La grande santé

La Grande Santé, chez Nietzsche,

c’est accueillir cette multiplicité qui nous compose, la contradiction et le tragique de l’existence… accueillir de façon dionysiaque, c’est à dire inconditionnellement, en lui comme hors de lui, les polarités opposées : le bien et le mal, la vie et la mort, création et destruction, lumière et ténèbres… Au-delà de ces polarités s’offre la joie tragique de la lucidité et du oui à la vie, « l’homme en qui la puissance déborde », chez qui tout désire se dépasser sans cesse en direction de possibilités inexplorées, de perspectives inconnues. Depuis cette idée de la santé, où les exercices spirituels sont pensés par soi-même, où l’ascèse elle-même n’est pas un retrait faible du monde mais un exercice de création continue de celui-ci; l’appréciation de l’être en santé n’est pas le fonctionnement mécanique parfait, ni la question du « péter la forme » mais celle d’une présence lumineuse et créatrice au monde. Pas la créativité esthétique et dispersée de l’artiste mais celle, densifiée, de l’enfant et du sorcier, qui peuplent les formes au lieu de multiplier leur vide.

La maladie et le soin qui l’accompagne sont un devenir et une métamorphose. Le changement ne peut être que du devenir-hétérogène, souvent de l’humain vers le non-humain. Cette ligne de fuite se dessine grâce à l’apparition d’une « chose ».

Le travail thérapeutique consiste à approfondir la connaissance de la « chose » en cause.

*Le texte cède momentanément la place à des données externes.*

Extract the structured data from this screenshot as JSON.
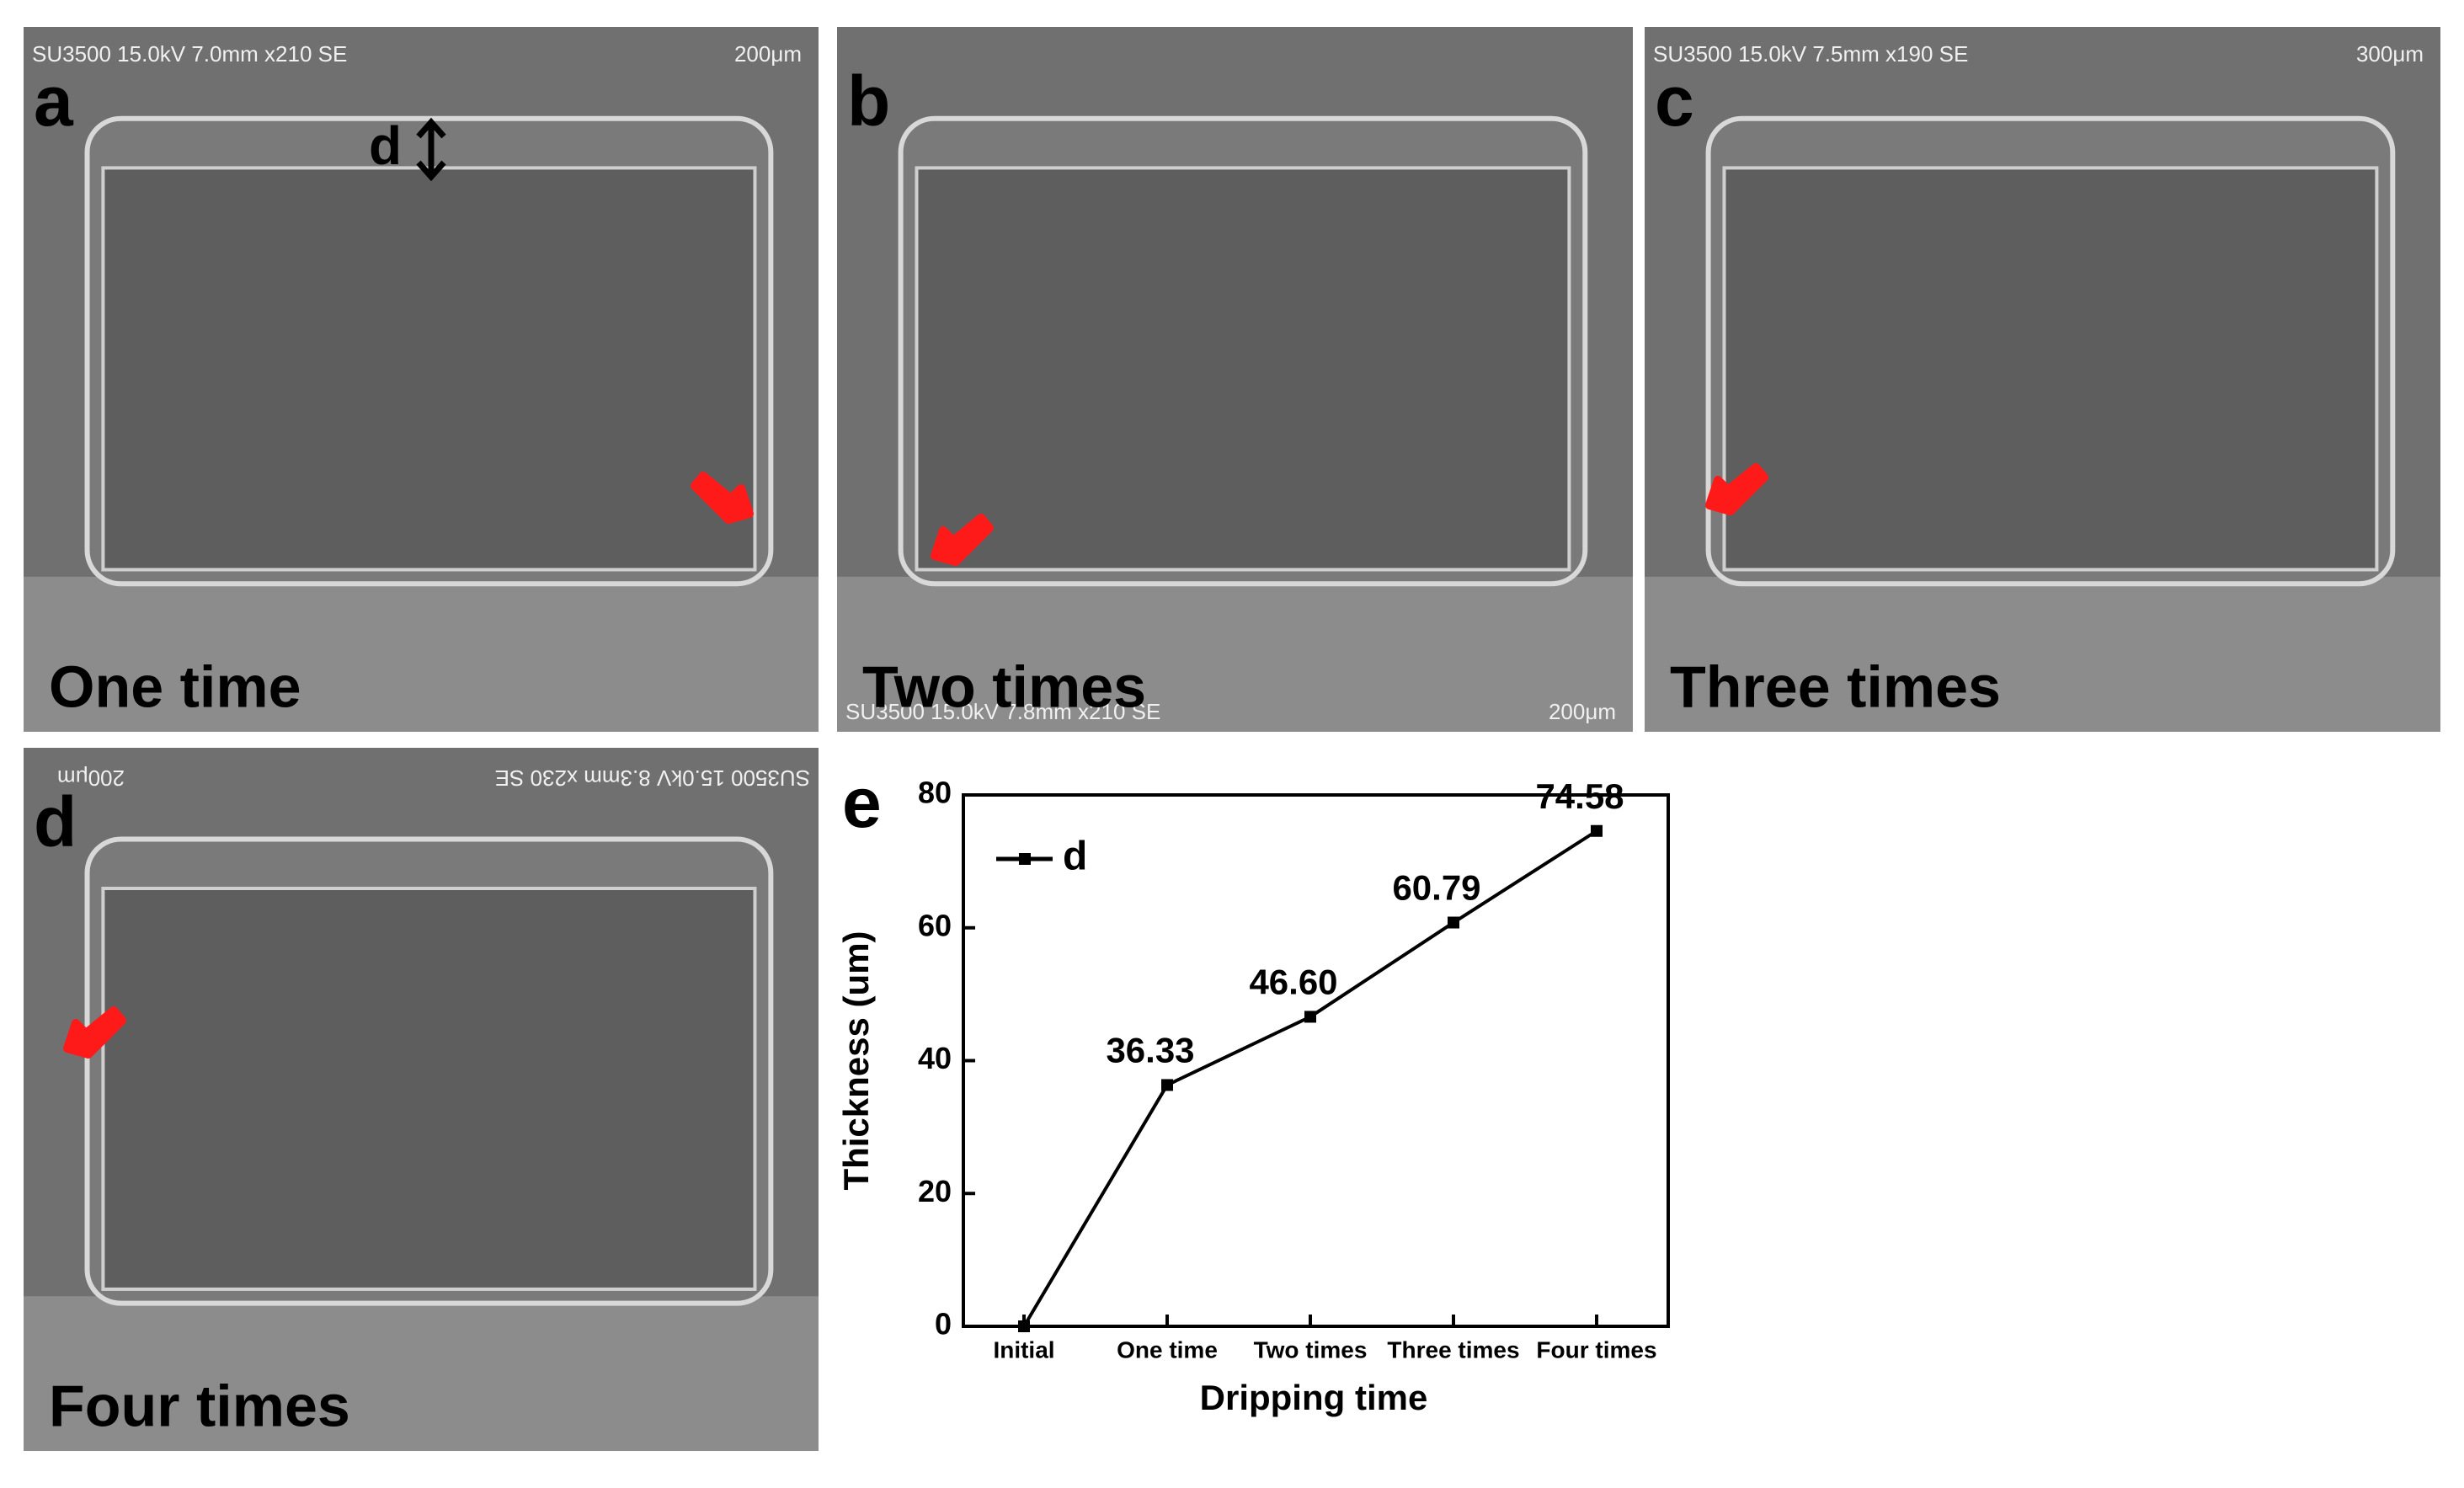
{
  "panels": [
    {
      "label": "a",
      "caption": "One time",
      "info": "SU3500 15.0kV 7.0mm x210 SE",
      "scale": "200μm",
      "annotation": "d"
    },
    {
      "label": "b",
      "caption": "Two times",
      "info": "SU3500 15.0kV 7.8mm x210 SE",
      "scale": "200μm"
    },
    {
      "label": "c",
      "caption": "Three times",
      "info": "SU3500 15.0kV 7.5mm x190 SE",
      "scale": "300μm"
    },
    {
      "label": "d",
      "caption": "Four times",
      "info": "SU3500 15.0kV 8.3mm x230 SE",
      "scale": "200μm"
    }
  ],
  "chart_data": {
    "type": "line",
    "panel_label": "e",
    "x_label": "Dripping time",
    "y_label": "Thickness (um)",
    "categories": [
      "Initial",
      "One time",
      "Two times",
      "Three times",
      "Four times"
    ],
    "series": [
      {
        "name": "d",
        "color": "#000000",
        "values": [
          0,
          36.33,
          46.6,
          60.79,
          74.58
        ],
        "value_labels": [
          null,
          "36.33",
          "46.60",
          "60.79",
          "74.58"
        ]
      }
    ],
    "ylim": [
      0,
      80
    ],
    "yticks": [
      0,
      20,
      40,
      60,
      80
    ],
    "legend": "upper-left"
  }
}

Changement de paradigme : Passage de l’intérêt pour les « maladies » à celui pour les dispositifs thérapeutiques; c’est à dire pour des « choses » fabriquées par un groupe; « choses » qui, ensuite, fabriquent les membres de ces groupes un à un. Prendre en considération non pas une entité abstraite « la culture », « l’appareil psychique », « l’esprit », mais plutôt les systèmes thérapeutiques, les « choses » qui ont informé le monde intérieur du « malade » et l’ont fabriqué.

Ce sont les mêmes objets-gestes qui rendent malades et peuvent soigner. La différence à étudier se trouve dans les objets et les « choses » (langues, systèmes de soins, techniques de divination/fabrication…). L’important n’est plus de distinguer le vrai du faux d’une pensée mais ce qu’elle mobilise. Être complices dans une sorte d’aventure intellectuelle, un pari.

Corps …

« Nous n’avons pas encore trouvé notre corps sans organes, pas assez défait notre moi. Le corps sans organes, c’est le refus de me voir attribuer des lieux de plaisirs, des lieux d’émotions, des lieux de douleurs. » Ce n’est pas la tête qui pense, ni le coeur qui aime… Faire du corps sans organes un territoire inachevé à expérimenter, une réalité changeante dont les fonctions restent à définir.

… et âme.

Il aurait fallu à Freud une audace de plus, un écart scientiste, pour imaginer les techniques susceptibles de convoquer, modifier, tromper l’inconscient. Si l’inconscient avait été conçu comme capable de commercer avec les humains, riche d’intentions, doué d’une écologie spécifique, pensé « être » plutôt qu’organe avec sa mécanique du transfert; doué d’une vie réelle autonome; la proposition de la psychanalyse aurait une tout autre dimension.

Pour Erickson, l’inconscient n’est pas un « refoulé obscur», mais un « réservoir lumineux » autonome dépositaire de nos ressources intérieures, force inspiratrice de solutions et de changement, allié le plus fiable et solide. Ces ressources se développent par l’attention à ses sensations physiques les plus infimes. En développant l’hypnose depuis ces présupposés et le recours aux histoires, il a frayé un pont entre des rapports au monde réputés incompatibles.